[dtensor][4/N] refactor dispatching logic and add propagator #90733

wanchaol · 2022-12-13T01:01:25Z

Stack from ghstack (oldest at bottom):

This PR refactors the dispatching logic to make it more clean, and
isolate the sharding propagation logic out to a separate class.

This is so that we can implement more complicated propagation features
later.

Differential Revision: D42876251

This PR refactors the dispatching logic to make it more clean, and isolate the sharding propagation logic out to a separate class. This is so that we can implement more complicated propagation features later. [ghstack-poisoned]
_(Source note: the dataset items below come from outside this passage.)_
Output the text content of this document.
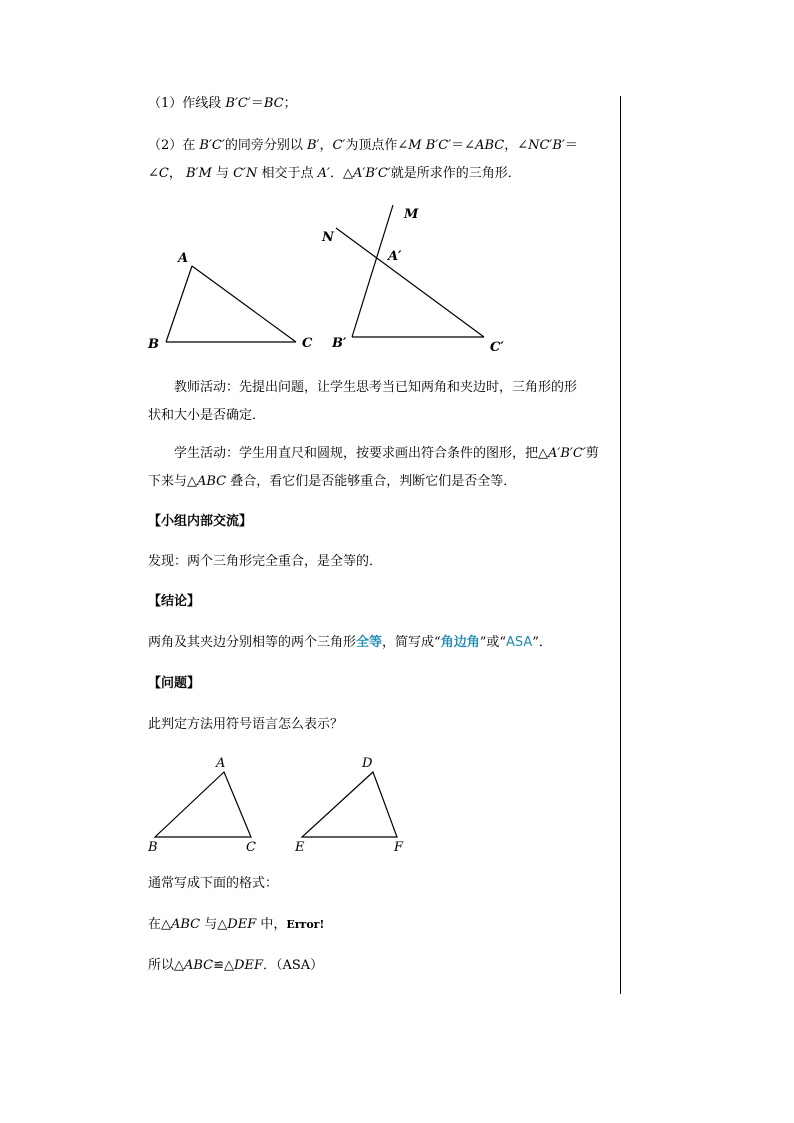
（1）作线段 B′C′＝BC；
（2）在 B′C′的同旁分别以 B′，C′为顶点作∠M B′C′＝∠ABC，∠NC′B′＝
∠C， B′M 与 C′N 相交于点 A′．△A′B′C′就是所求作的三角形．
A
B	C
M
N
A′
B′	C′
教师活动：先提出问题，让学生思考当已知两角和夹边时，三角形的形
状和大小是否确定．
学生活动：学生用直尺和圆规，按要求画出符合条件的图形，把△A′B′C′剪
下来与△ABC 叠合，看它们是否能够重合，判断它们是否全等．
【小组内部交流】
发现：两个三角形完全重合，是全等的．
【结论】
两角及其夹边分别相等的两个三角形全等，简写成“角边角”或“ASA”．
【问题】
此判定方法用符号语言怎么表示？
A
B	C
D
E	F
通常写成下面的格式：
在△ABC 与△DEF 中，Error!
所以△ABC≌△DEF．（ASA）
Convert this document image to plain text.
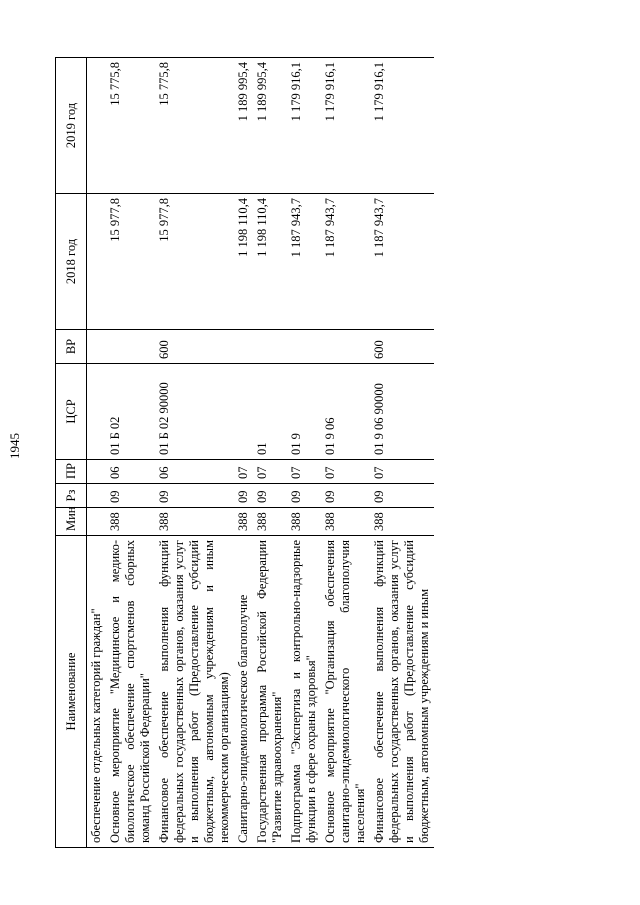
1945
Наименование	Мин	Рз	ПР	ЦСР	ВР	2018 год	2019 год
обеспечение отдельных категорий граждан"							
Основное мероприятие "Медицинское и медико-биологическое обеспечение спортсменов сборных команд Российской Федерации"	388	09	06	01 Б 02		15 977,8	15 775,8
Финансовое обеспечение выполнения функций федеральных государственных органов, оказания услуг и выполнения работ (Предоставление субсидий бюджетным, автономным учреждениям и иным некоммерческим организациям)	388	09	06	01 Б 02 90000	600	15 977,8	15 775,8
Санитарно-эпидемиологическое благополучие	388	09	07			1 198 110,4	1 189 995,4
Государственная программа Российской Федерации "Развитие здравоохранения"	388	09	07	01		1 198 110,4	1 189 995,4
Подпрограмма "Экспертиза и контрольно-надзорные функции в сфере охраны здоровья"	388	09	07	01 9		1 187 943,7	1 179 916,1
Основное мероприятие "Организация обеспечения санитарно-эпидемиологического благополучия населения"	388	09	07	01 9 06		1 187 943,7	1 179 916,1
Финансовое обеспечение выполнения функций федеральных государственных органов, оказания услуг и выполнения работ (Предоставление субсидий бюджетным, автономным учреждениям и иным	388	09	07	01 9 06 90000	600	1 187 943,7	1 179 916,1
pytorch-bot · 2022-12-13T01:01:28Z

🔗 Helpful Links

🧪 See artifacts and rendered test results at hud.pytorch.org/pr/90733

📄 Preview Python docs built from this PR
📄 Preview C++ docs built from this PR
❓ Need help or want to give feedback on the CI? Visit the bot commands wiki or our office hours

Note: Links to docs will display an error until the docs builds have been completed.

✅ No Failures

As of commit 213b785:
💚 Looks good so far! There are no failures yet. 💚

This comment was automatically generated by Dr. CI and updates every 15 minutes.

This PR refactors the dispatching logic to make it more clean, and isolate the sharding propagation logic out to a separate class. This is so that we can implement more complicated propagation features later. [ghstack-poisoned]

XilunWu

Great work! Thx for refactoring op dispatching and sharding propagation facilities. some typos to fix.

XilunWu · 2023-01-18T22:34:42Z

torch/distributed/_tensor/dispatch.py

+    if op_call in _CURRENT_DECOMPOSITION_TABLE:
+        return _CURRENT_DECOMPOSITION_TABLE[op_call](*args, **kwargs)
+
+    # STEP 0. See if threre're user defined custom aten operator


typo: threre're

XilunWu · 2023-01-18T22:55:10Z

torch/distributed/_tensor/dispatch.py

+    # implementations. Custom operators take the highest priority
+    if custom_dispatch_ops is not None and str(op_call) in custom_dispatch_ops:
+        # dispatch to user defined custom distributed tensor ops
+        return custom_dispatch_ops[str(op_call)](*args, **kwargs)


question: will this custom_dispatch_ops be deprecated once register_impl is no longer needed? I assume that eventually we want to get rid of register_impl and fully adopt propagation rules.

Yes we should deprecate this once we move all ops to use propagation rules

XilunWu · 2023-01-18T23:29:16Z

torch/distributed/_tensor/prop.py

+        if sharding_prop_func is None:
+            # step 1. If there's not even one sharding rule
+            # implemented for the operator, we fall back to
+            # local tensor compute, this is wront currently


typo: wront

XilunWu · 2023-01-18T23:29:50Z

torch/distributed/_tensor/prop.py

+            # implemented for the operator, we fall back to
+            # local tensor compute, this is wront currently
+            # we will change the behavior to reshard to full
+            # replicate and do the computatation


typo: computatation

This PR refactors the dispatching logic to make it more clean, and isolate the sharding propagation logic out to a separate class. This is so that we can implement more complicated propagation features later. [ghstack-poisoned]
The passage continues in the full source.